“I Do Not Want To Participate In This Charade”

May 14, 2018

Prominent Russian journalist Maxim Shevchenko announced on May 10 that he will be disassociating himself from Russia’s Human Rights Council after his calls to openly discuss and investigate attacks carried out against protestors during a 5 May protest in Moscow were ignored.

The protest in question was organized to voice opposition to the Putin regime on May 5, and carried the slogan “He’s Not Our Tsar”.  Soon after the demonstrations began, violence erupted between the protesters and a separate group dressed in Cossack military uniforms. It was reported that those in Cossack uniforms severely beat protestors and at points even brandished whips against them. Members of the Moscow police force who were present on Pushkin Square at the time of the protest witnessed the violence but did nothing to intervene or protect the protestors.

Speaking on air to the radio station “Echo Moscow,” Shevchenko explained why this incident and the reaction (or lack thereof) surrounding it had convinced him to retire from the cause of developing civil society under President Putin:

“[The Human Rights Council] has tried to do a lot of important things but, in fact, nothing has been done at all … the beating of Muscovites by some reactionaries in central Moscow and Peskov’s assertion that the Kremlin did not receive any appeals [to investigate and discuss the matter] indicate that this is an open and deliberate sabotage. I do not wish to participate in this charade.”

Many members of the HRC, he said, supported his proposal to have an open and in-depth discussion of the incident but, despite this, everything was still “reduced to a closed exchange of documents.” He believes that the bureaucracy overseeing the work of the HRC is in fact not invested in the work which the Council does and has no interest or initiative to help with or complete any assignments given it by the Council.

During a television appearance on the RTVI channel on May 7, Shevchenko gave further details about government officials’ reluctance to cooperate with the HRC, saying that he had called an emergency meeting of the Council following the incident and requested that the mayor of Moscow, Sergei Sobyanin, be present in order to fully understand the reasoning and scope of what had happened. “We need to understand what kind of people are armed with whips … Muscovites have been beaten in the center of Moscow,” he said.  However, he was told by the chairman of the Council, Mikhail Fedotov, that the topic could only be discussed at a closed and confidential meeting of the presidium.

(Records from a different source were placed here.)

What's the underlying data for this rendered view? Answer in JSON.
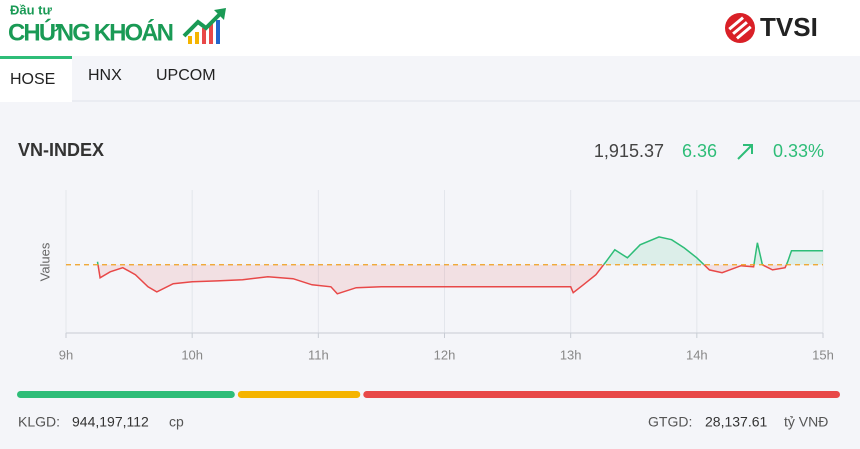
{
  "header": {
    "brand_small": "Đầu tư",
    "brand_big": "CHỨNG KHOÁN",
    "partner": "TVSI"
  },
  "tabs": [
    "HOSE",
    "HNX",
    "UPCOM"
  ],
  "index": {
    "name": "VN-INDEX",
    "value": "1,915.37",
    "change": "6.36",
    "change_percent": "0.33%"
  },
  "chart_data": {
    "type": "line",
    "y_label": "Values",
    "x": [
      9.25,
      9.27,
      9.35,
      9.45,
      9.55,
      9.65,
      9.72,
      9.85,
      10.0,
      10.2,
      10.4,
      10.6,
      10.8,
      10.95,
      11.1,
      11.15,
      11.3,
      11.5,
      13.0,
      13.02,
      13.1,
      13.2,
      13.28,
      13.35,
      13.45,
      13.55,
      13.7,
      13.8,
      13.9,
      14.0,
      14.1,
      14.2,
      14.35,
      14.45,
      14.48,
      14.52,
      14.6,
      14.7,
      14.72,
      14.75,
      15.0
    ],
    "series": [
      {
        "name": "VN-INDEX",
        "values": [
          1910.4,
          1903.1,
          1905.8,
          1907.7,
          1904.5,
          1899.0,
          1896.7,
          1900.4,
          1901.3,
          1901.7,
          1902.2,
          1903.6,
          1902.7,
          1899.9,
          1899.0,
          1895.8,
          1898.6,
          1899.0,
          1899.0,
          1896.3,
          1899.9,
          1904.5,
          1910.4,
          1915.8,
          1912.2,
          1918.1,
          1921.7,
          1920.4,
          1916.7,
          1912.2,
          1906.7,
          1905.4,
          1908.6,
          1908.1,
          1919.0,
          1909.0,
          1906.7,
          1907.7,
          1910.4,
          1915.4,
          1915.4
        ]
      }
    ],
    "reference": 1909.01,
    "up_color": "#2ebd78",
    "down_color": "#e84848",
    "xlim": [
      9,
      15
    ],
    "ylim": [
      1878,
      1943
    ],
    "xticks": [
      {
        "value": 9,
        "label": "9h"
      },
      {
        "value": 10,
        "label": "10h"
      },
      {
        "value": 11,
        "label": "11h"
      },
      {
        "value": 12,
        "label": "12h"
      },
      {
        "value": 13,
        "label": "13h"
      },
      {
        "value": 14,
        "label": "14h"
      },
      {
        "value": 15,
        "label": "15h"
      }
    ],
    "grid": true
  },
  "breadth": {
    "values": [
      26.5,
      14.9,
      58.0
    ],
    "colors": [
      "#2ebd78",
      "#f5b400",
      "#e84848"
    ]
  },
  "stats": {
    "volume_label": "KLGD:",
    "volume": "944,197,112",
    "volume_unit": "cp",
    "value_label": "GTGD:",
    "value": "28,137.61",
    "value_unit": "tỷ VNĐ"
  }
}
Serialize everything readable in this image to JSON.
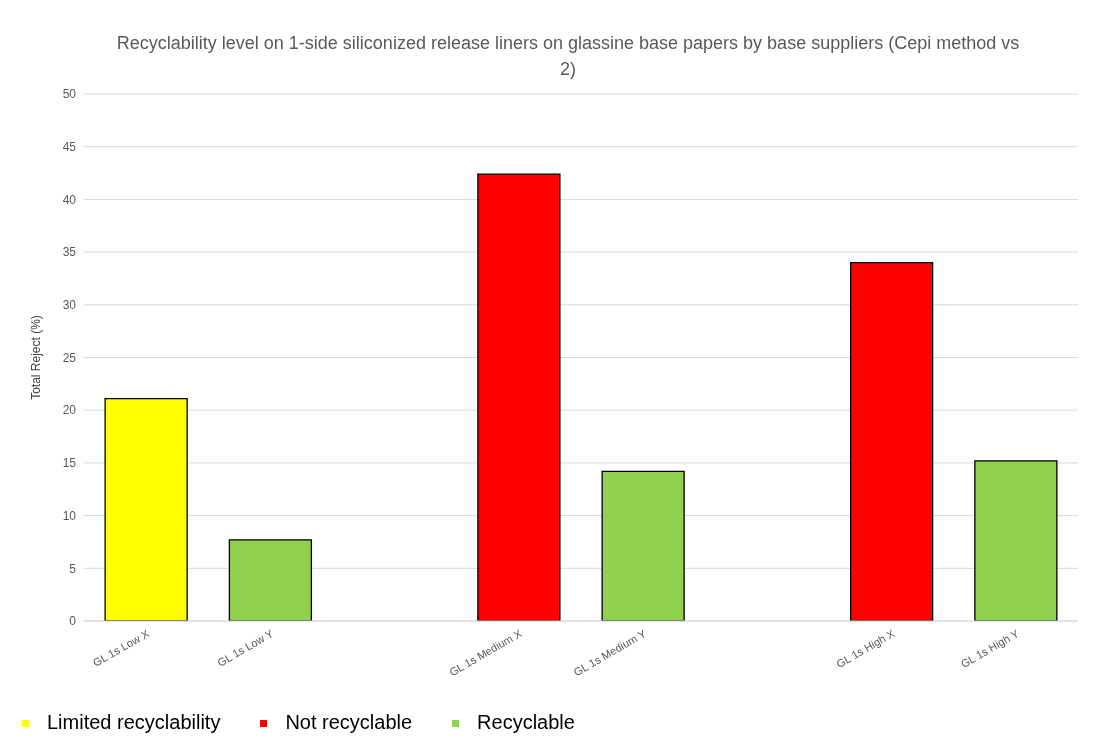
{
  "chart_data": {
    "type": "bar",
    "title": "Recyclability level on 1-side siliconized release liners on glassine base papers by base suppliers (Cepi method vs 2)",
    "ylabel": "Total Reject (%)",
    "categories": [
      "GL 1s Low X",
      "GL 1s Low Y",
      null,
      "GL 1s Medium X",
      "GL 1s Medium Y",
      null,
      "GL 1s High X",
      "GL 1s High Y"
    ],
    "series": [
      {
        "name": "Recyclable",
        "color": "#92d050",
        "values": [
          null,
          7.7,
          null,
          null,
          14.2,
          null,
          null,
          15.2
        ]
      },
      {
        "name": "Limited recyclability",
        "color": "#ffff00",
        "values": [
          21.1,
          null,
          null,
          null,
          null,
          null,
          null,
          null
        ]
      },
      {
        "name": "Not recyclable",
        "color": "#ff0000",
        "values": [
          null,
          null,
          null,
          42.4,
          null,
          null,
          34.0,
          null
        ]
      }
    ],
    "stacked": true,
    "ylim": [
      0,
      50
    ],
    "yticks": [
      0,
      5,
      10,
      15,
      20,
      25,
      30,
      35,
      40,
      45,
      50
    ],
    "grid": "y",
    "legend": "bottom"
  }
}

Additionally, the head of the Department of Regional Security and Anti-Corruption, Vladimir Chernikov, shrugged off the presence and actions of the “Cossacks” during the protest in a statement to RBC, and instead seemed to find more fault with the demonstrators themselves: “My opinion as the head of the Regional Security Department [is that] no one should be present at any illegal event. No one should violate the law, come to Tverskaya Street, and prevent citizens and tourists from resting and enjoying free time,” he said.

On top of the violence suffered by the protestors, over 1600 people were detained across Russia that day as a result of participation in the demonstrations again Vladimir Putin’s fourth official inauguration as president.